Data were analyzed using a two-way analysis of variance. Tukey’s post hoc analysis was used to detect significant differences at the p<0.05 level. Statistics were calculated with SPSS (Version 13; SPSS, Chicago, IL).

Results

Varenicline on training day ameliorates ethanol-induced deficits in conditioning

To examine whether varenicline ameliorates ethanol-induced deficits in acquisition, animals received saline or varenicline (0.1 mg/kg) 60 minutes before training, and saline or ethanol (1.0 g/kg) 15 minutes before training. The levels of baseline freezing, measured before the first CS presentation, and the levels of immediate freezing, measured between stimulus presentations, were similar across groups. There was a significant main effect of ethanol on freezing to the context, F(1, 31)=29.52, p<0.001, but not on freezing to the cue, and there were significant main effects of varenicline on freezing to both the context, F(1, 31)=10.61, p<0.01 and to the cue, F(1, 31)=5.55, p<0.05. There was also a significant interactive effect of ethanol and varenicline on freezing to the cue, F(1, 31)= 13.84, p<0.01 but not on freezing to the context. There was no significant difference in freezing during the pre-CS period (Figure 1).

Figure 1

Varenicline ameliorates ethanol-induced deficits in acquisition of both contextual and cued fear conditioning (Mean ± SEM; * indicates significant difference from controls, p<0.05).

Post-hoc analysis revealed that the group administered ethanol alone froze significantly less than saline controls to both the context (p<0.001) and the cue (p<0.01). The group administered varenicline alone was not significantly different from saline controls in freezing to the context or the cue, but the group administered varenicline and ethanol froze significantly more than the group administered ethanol alone to both the context (p<0.05) and to the cue (p<0.001). Furthermore, the varenicline and ethanol group was not significantly different from saline controls in freezing to the context or to the cue.

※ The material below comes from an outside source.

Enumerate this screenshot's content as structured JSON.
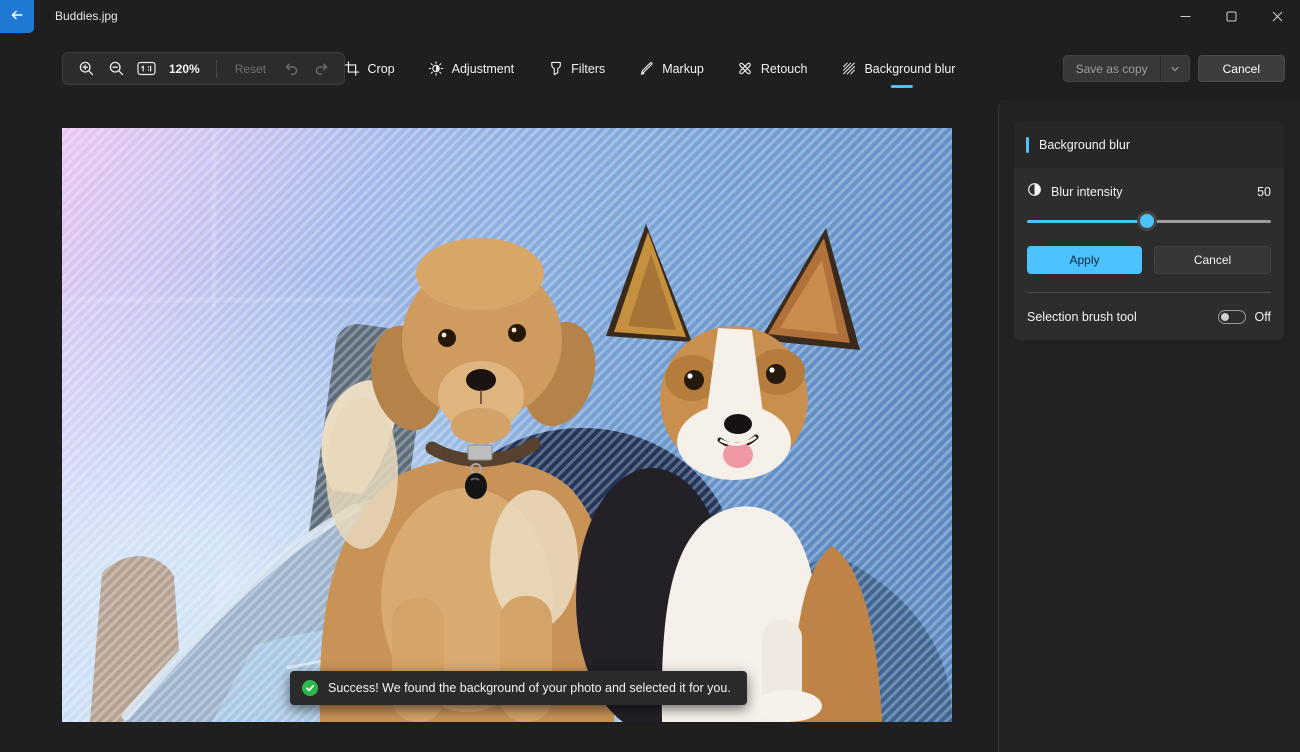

To determine whether the effects of varenicline on ethanol-induced conditioning deficits are specific to acquisition as opposed to recall, animals received saline or ethanol (1.0 g/kg) 15 minutes before training and saline or varenicline (0.1 mg/kg) 60 minutes before testing. The levels of baseline freezing and of immediate freezing were similar across all groups. There were significant main effects of ethanol on freezing during context testing, F(1, 30)=42.41, p<0.001, and on freezing during cued testing, F(1, 30)=31.67, p<0.001, and a significant main effect of varenicline on freezing during context testing, F(1, 30)=5.58, p<0.05, but not on freezing during cued testing. There were also significant interactive effects of ethanol and varenicline on freezing to the context, F(1, 31)=5.58, p<0.05 and on freezing to the cue, F(1,31)=5.50, p<0.05. There was no significant difference in freezing during the pre-CS period (Figure 2).

Figure 2

Varenicline does not reverse ethanol (1.0 g/kg)-induced deficits in fear conditioning by altering recall (Mean ± SEM; * indicates significant difference from controls, p<0.05).

Post-hoc analysis revealed that the groups administered ethanol froze significantly less than saline controls to the context (p<0.001) and to the cue (p<0.001) regardless of varenicline treatment. The group administered varenicline alone froze significantly more to both the context and the cue than the groups administered ethanol (p<0.05) but significantly less than the group administered saline alone (p<0.05). These results suggest that varenicline ameliorates ethanol-induced learning deficits by altering processes involved in acquisition rather than recall.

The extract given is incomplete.